The Art of Victor Khromin

Saturday, June 28, 2014 - Saturday, October 25, 2014

The exhibition of paintings by Victor Khromin will bring together twenty-seven works from the artist’s collection and TMORA’s permanent collection. Merging sculpture’s capacity for representing the three-dimensionality of objects with painting’s power to express content in color, Victor Khromin’s remarkable works explore the boundary between painting and sculpture. His paintings done in oils against the bas-relief of the background hover between two registers – exploiting both, committing to none. Victor’s sculpted surfaces are created using molds of found objects such as buckles, belts, bags, wheels, wire and other items. In Kromin’s work, the mingling of painting and sculpture is sustained at an uneasy balance.

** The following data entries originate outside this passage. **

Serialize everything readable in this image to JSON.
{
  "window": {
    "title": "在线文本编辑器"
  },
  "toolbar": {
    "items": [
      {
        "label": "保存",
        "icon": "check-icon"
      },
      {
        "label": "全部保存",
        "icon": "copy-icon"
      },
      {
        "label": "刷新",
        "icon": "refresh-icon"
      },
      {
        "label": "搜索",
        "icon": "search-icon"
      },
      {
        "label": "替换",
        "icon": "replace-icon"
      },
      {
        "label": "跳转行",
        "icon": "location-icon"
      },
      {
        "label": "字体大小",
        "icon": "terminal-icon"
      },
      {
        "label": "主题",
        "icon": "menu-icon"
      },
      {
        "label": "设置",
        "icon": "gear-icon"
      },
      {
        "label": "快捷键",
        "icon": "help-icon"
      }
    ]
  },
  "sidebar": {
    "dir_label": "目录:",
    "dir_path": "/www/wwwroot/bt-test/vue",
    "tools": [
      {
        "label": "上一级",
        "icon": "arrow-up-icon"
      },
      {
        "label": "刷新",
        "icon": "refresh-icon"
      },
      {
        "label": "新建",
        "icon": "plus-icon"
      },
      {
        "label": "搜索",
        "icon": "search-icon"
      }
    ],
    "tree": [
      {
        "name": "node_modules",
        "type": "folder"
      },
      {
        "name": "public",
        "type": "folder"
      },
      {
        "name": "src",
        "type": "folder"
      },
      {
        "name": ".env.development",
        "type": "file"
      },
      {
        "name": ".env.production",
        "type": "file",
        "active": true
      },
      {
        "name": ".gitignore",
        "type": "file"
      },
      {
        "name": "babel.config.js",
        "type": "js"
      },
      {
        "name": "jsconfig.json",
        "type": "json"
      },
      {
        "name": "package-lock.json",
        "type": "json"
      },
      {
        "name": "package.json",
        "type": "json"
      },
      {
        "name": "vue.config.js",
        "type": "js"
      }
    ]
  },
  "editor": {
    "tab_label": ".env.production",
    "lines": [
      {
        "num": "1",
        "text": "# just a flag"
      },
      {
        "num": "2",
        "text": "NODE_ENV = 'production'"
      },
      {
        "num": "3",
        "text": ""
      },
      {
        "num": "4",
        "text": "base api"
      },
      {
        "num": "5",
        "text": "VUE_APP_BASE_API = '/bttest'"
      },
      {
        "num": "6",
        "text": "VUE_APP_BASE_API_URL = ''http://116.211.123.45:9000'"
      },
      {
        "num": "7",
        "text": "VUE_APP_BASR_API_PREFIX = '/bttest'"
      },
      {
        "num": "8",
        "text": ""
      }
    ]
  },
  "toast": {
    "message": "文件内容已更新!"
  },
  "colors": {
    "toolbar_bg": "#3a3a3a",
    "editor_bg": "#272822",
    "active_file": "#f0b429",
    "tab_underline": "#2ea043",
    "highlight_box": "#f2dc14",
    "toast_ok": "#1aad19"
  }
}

The polychrome world of painting engulfs the sculpted background, the latter slowly liberating itself from the dominance of the color as the eye of a viewer becomes accustomed to the two-layered presentation. In this sense, Victor Khromin’s art is intervisual as it strives to combine two distinct visual experiences: perceiving the flatness of color patches and the sculpted background.

 

Born into a Russian-Finnish family in the town of Gatchina near Leningrad, Victor was trained as an artist at the Serov Art School in Leningrad (now St. Petersburg). While still a student, he participated in unofficial exhibitions of non-conformist art. In 1976, Victor became a member of the USSR Artists Union. His exhibition held in Berlin in 1985 put him in a difficult position within the Union: Union artists were not supposed to exhibit their work independently outside the country. Gorbachev’s reforms irrevocably changed the Soviet art establishment creating opportunities to exhibit. Between 1985 and 1990, Victor showed his work at the “From Unofficial Art to Perestroika” in his native Leningrad, as well as Zurich, Paris, New York (Zimmerly Art Museum), Latvia and Estonia.

 

In 1990, Victor received an invitation to come to New York City to show his work and stayed in the United States. In 1996, Victor’s paintings became part of the Norton and Nancy Dodge Collection of Nonconformist Art at Rutgers University. At that time, Victor and his family moved to rural upstate New York. Here, in the Catskill Mountains, Victor continues developing his unique techniques characterized by his inventive use of three-dimensional casts for oil paintings and hand made paper relief.